Una de las cosas más difíciles con las que he tenido que lidiar desde que me diagnosticaron cáncer es a quién decirle y cómo. No es que yo sea muy reservada, sino que no quiero que mi enfermedad se convierta en el epicentro de ninguna relación. No quiero ser la pobre mamá con cáncer. Quiero ser lo que soy: una escritora que dice groserías delante de sus hijos, que organiza parrilladas increíbles y de la que se puede esperar una conversación maravillosa y una botella de vino deliciosa en una cena.

Y ¿qué pasa cuando hablo sobre el cáncer y el brutal tratamiento de quimioterapia al que estoy sometida? Quiero comprensión y cercanía, y compartir quejas conmigo es la clave. Algunos expertos creen que las quejas compartidas son buenas para estrechar las relaciones. Se trata de una forma de conexión muy empática y subestimada, que me ayuda a normalizar lo que me sucede y también a procesarlo de tal manera que la persona que escucha mis quejas pueda verme a mí y no solo mi diagnóstico. En mi caso, el ritual de procesar con otro ser humano a través de la palabra aquello que me deprime y recibir a cambio una historia para compadecerme, más que sentir lástima, por esa persona, me hace sentir que sigo en la tierra de los vivos, un reto constante en este momento.

Como he vivido en el limbo durante tanto tiempo, definir una nueva normalidad ha sido la clave para mantener controlar la ansiedad. Parte de ello radica en compartir lo que me molesta en la cotidianidad. Hacer que estas quejas estén al mismo nivel le quita al cáncer un poco del poder que tiene sobre mi vida. Lo mismo sucede cuando escucho las quejas de los demás. Solemos menospreciar las quejas con el argumento de que son lloriqueos o lamentos, una manifestación de un sentimiento innecesario y poco digno que sería mejor no articular. Pero Kathyrn Norlock, profesora de Filosofía de la Universidad Trent que ha escrito sobre la ética de las quejas, argumenta que intercambiar quejas puede considerarse parte de la categoría de “deber afectivo” que describe como “expresar que somos seres emocionales juntos”. Es una especie de fortalecimiento emocional que en mi opinión equivale a “hacerte presente”.

Todos batallamos. Y hasta aquellos de nosotros que estamos pasando por momentos particularmente difíciles en nuestra vida tenemos la capacidad de ser empáticos con los demás y, al menos en mi caso, ser empática me hace sentir bien. Durante la pandemia, y ahora con los horrores de la guerra de Ucrania, es fácil sentir que salvo que nuestras circunstancias sean las peores, no merecemos ninguna compasión.

No hay nada más equivocado. En primer lugar, sentirse así hace que sea menos probable que pidamos la ayuda que necesitamos y, en segundo, crea una dinámica de poder en la que la persona que pasa por un momento difícil está en deuda con quien la escucha, en lugar de reconocer que todos pasamos por dificultades y puede que la persona que le trae a mi familia algo de comer hoy mientras recibo mi quimioterapia algún día, en unos meses, o años, necesite que alguien le lleve comida o le cuide a los niños o la lleve a algún lado mientras vive su duelo por la pérdida de un padre o batalla con una enfermedad crónica.
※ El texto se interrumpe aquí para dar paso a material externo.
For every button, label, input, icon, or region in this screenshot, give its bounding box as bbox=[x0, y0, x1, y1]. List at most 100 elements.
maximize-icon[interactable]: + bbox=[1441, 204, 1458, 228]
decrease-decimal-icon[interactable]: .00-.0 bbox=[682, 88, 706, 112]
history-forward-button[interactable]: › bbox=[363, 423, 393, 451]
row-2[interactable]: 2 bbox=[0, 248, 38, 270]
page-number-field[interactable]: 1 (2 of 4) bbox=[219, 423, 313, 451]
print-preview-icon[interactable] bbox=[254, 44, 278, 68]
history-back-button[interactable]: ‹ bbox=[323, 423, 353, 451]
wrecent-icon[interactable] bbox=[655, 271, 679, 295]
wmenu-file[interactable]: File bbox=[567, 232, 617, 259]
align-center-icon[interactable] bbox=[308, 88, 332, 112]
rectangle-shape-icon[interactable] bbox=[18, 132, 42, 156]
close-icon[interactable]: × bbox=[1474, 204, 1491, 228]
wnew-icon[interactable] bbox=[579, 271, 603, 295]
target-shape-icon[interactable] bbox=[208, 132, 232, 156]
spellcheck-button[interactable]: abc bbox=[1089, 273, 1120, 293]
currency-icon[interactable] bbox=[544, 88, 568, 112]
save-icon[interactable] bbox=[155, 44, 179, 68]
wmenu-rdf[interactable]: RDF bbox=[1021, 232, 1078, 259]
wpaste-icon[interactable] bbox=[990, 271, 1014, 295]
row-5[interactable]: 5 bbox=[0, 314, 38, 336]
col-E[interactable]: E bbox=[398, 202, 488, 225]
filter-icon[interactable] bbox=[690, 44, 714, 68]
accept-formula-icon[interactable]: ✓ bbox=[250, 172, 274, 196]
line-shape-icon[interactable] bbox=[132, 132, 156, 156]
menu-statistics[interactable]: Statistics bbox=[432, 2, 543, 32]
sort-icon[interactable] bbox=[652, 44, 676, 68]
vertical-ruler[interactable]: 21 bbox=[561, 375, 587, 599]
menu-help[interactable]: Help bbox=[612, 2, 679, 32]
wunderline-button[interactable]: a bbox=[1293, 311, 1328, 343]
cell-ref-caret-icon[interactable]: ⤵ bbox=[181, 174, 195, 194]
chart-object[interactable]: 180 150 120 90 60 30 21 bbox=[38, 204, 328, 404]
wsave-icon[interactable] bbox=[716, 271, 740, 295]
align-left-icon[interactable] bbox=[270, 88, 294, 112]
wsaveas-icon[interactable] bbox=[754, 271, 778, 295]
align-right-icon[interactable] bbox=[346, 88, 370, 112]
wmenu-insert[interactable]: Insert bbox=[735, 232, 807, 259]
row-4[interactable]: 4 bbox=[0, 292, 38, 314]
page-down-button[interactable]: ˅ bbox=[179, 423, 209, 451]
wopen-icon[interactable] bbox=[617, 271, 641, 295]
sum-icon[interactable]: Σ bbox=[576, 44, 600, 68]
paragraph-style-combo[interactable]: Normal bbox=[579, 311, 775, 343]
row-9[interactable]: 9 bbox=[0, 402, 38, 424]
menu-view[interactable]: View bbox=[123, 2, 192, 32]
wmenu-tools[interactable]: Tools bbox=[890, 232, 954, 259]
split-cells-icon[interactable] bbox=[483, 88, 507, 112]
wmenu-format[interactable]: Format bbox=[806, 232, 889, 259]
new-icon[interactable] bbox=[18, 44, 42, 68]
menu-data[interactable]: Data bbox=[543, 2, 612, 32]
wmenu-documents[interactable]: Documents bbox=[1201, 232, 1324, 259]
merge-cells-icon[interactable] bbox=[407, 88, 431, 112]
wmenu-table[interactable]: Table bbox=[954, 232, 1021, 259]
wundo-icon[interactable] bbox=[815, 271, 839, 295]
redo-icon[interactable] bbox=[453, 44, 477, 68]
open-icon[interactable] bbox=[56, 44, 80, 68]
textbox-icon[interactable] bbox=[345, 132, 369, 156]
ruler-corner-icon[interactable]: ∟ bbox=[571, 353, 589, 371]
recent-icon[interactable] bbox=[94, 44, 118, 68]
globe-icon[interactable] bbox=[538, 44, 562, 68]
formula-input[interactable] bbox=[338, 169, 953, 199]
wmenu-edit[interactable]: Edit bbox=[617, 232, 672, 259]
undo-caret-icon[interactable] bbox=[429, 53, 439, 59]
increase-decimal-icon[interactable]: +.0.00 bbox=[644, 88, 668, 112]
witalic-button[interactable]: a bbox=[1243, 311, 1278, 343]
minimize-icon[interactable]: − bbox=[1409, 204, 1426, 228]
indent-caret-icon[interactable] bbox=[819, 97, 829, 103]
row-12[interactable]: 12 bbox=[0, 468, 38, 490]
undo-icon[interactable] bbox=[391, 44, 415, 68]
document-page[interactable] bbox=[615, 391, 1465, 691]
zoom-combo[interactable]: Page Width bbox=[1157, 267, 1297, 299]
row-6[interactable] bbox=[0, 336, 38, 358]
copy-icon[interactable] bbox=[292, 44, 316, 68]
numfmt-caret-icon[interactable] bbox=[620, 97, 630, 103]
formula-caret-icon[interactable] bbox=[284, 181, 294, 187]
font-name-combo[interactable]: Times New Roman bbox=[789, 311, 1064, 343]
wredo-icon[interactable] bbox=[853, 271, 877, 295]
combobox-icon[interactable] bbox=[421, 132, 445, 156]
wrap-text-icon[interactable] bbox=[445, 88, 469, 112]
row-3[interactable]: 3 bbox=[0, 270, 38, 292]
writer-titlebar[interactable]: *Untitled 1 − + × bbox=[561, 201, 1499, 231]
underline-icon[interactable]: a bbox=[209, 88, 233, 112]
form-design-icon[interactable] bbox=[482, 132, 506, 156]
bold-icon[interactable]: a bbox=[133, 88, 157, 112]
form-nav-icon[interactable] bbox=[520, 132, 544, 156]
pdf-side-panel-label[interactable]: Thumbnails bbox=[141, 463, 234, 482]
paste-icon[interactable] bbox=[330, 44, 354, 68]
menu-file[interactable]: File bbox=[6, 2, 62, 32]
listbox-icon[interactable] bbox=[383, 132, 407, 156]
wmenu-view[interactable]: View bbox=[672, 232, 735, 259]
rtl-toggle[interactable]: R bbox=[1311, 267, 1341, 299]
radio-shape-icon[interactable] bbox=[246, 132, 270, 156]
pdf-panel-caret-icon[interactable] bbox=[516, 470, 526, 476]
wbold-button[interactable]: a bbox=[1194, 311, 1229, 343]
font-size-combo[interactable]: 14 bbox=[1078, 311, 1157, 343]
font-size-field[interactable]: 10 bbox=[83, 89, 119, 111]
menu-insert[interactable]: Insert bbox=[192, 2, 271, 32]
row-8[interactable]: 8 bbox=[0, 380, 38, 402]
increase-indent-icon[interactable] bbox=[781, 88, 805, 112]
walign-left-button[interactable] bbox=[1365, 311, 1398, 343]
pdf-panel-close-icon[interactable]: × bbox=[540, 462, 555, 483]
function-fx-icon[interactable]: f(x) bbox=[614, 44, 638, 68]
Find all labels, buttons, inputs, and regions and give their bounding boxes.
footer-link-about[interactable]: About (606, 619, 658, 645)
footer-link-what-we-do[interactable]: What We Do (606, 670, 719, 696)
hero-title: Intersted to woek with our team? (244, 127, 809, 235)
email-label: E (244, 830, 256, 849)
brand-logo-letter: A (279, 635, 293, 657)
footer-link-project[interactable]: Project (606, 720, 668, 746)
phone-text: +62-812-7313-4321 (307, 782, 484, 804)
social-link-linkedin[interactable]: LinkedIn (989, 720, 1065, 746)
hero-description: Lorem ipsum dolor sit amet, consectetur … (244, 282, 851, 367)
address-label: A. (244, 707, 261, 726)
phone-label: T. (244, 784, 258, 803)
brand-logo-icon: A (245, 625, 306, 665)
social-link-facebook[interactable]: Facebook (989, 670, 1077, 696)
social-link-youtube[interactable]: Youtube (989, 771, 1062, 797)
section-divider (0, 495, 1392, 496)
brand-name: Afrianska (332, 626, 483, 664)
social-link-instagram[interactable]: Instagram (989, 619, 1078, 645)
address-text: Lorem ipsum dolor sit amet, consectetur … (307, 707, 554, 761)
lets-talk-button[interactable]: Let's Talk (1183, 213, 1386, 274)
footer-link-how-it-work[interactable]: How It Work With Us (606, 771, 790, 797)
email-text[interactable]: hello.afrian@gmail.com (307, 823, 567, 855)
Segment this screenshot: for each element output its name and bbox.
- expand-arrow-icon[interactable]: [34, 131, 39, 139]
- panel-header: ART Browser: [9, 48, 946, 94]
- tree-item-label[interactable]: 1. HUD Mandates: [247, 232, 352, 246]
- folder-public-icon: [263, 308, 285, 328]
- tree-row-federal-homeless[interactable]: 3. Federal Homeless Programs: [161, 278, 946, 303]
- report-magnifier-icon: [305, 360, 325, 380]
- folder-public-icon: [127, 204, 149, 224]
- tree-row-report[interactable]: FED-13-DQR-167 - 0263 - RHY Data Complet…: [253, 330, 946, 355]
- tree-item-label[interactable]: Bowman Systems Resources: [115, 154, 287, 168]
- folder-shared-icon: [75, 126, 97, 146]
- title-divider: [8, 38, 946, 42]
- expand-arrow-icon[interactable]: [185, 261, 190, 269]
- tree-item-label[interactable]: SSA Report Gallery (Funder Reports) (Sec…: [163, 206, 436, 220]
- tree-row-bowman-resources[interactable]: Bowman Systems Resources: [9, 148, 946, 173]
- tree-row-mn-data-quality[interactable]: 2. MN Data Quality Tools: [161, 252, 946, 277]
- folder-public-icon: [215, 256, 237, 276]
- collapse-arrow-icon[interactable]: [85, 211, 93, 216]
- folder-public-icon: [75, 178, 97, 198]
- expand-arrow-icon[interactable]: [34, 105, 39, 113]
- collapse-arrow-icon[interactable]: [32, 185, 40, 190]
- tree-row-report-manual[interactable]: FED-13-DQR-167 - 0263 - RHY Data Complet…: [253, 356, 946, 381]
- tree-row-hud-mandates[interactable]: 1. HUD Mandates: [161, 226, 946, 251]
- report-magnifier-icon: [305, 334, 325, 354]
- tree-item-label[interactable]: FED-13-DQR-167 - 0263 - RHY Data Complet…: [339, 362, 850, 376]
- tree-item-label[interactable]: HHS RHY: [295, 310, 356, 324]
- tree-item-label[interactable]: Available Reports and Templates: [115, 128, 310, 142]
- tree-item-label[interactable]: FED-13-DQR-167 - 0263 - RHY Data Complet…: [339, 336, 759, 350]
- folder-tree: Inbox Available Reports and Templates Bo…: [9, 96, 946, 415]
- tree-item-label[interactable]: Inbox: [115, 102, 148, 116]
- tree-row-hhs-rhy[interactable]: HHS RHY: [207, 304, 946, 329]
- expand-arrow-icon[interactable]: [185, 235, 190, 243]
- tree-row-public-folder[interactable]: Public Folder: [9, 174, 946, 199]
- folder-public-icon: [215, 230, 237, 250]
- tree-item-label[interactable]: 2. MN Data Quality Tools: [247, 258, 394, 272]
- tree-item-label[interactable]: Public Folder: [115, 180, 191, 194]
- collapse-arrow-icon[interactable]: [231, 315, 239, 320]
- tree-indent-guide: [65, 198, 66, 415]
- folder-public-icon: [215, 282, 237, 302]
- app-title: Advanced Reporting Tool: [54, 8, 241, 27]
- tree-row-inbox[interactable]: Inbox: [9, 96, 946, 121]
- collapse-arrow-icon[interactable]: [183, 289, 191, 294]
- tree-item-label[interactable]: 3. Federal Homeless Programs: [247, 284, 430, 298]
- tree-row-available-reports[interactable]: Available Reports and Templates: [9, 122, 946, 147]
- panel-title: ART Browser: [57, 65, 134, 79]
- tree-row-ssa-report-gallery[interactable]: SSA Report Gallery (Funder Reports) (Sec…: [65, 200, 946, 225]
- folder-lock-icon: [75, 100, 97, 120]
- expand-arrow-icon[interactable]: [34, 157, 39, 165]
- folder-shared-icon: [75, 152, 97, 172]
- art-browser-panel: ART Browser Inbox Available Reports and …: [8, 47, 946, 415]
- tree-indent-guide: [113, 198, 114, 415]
Cuando tienes cáncer, oyes mucho sobre la importancia de una actitud positiva y, hasta cierto punto, es cierto. Pero ver el lado bueno puede comenzar a sentirse como un guion que tengo que interpretar en lugar de la comunicación verdadera de lo que siento. Me esfuerzo por ser optimista y continúo con mi vida; hago planes para ir de vacaciones, leo cuentos antes de dormir y trabajo. También siento miedo con frecuencia. Y me ayuda saber que uno de mis peores miedos —convertirme en alguien que solo es digno de conmiseración en lugar de una amistad totalmente recíproca de triunfos y decepciones compartidas— no se ha vuelto realidad.

Annaliese Griffin es columnista de The New York Times.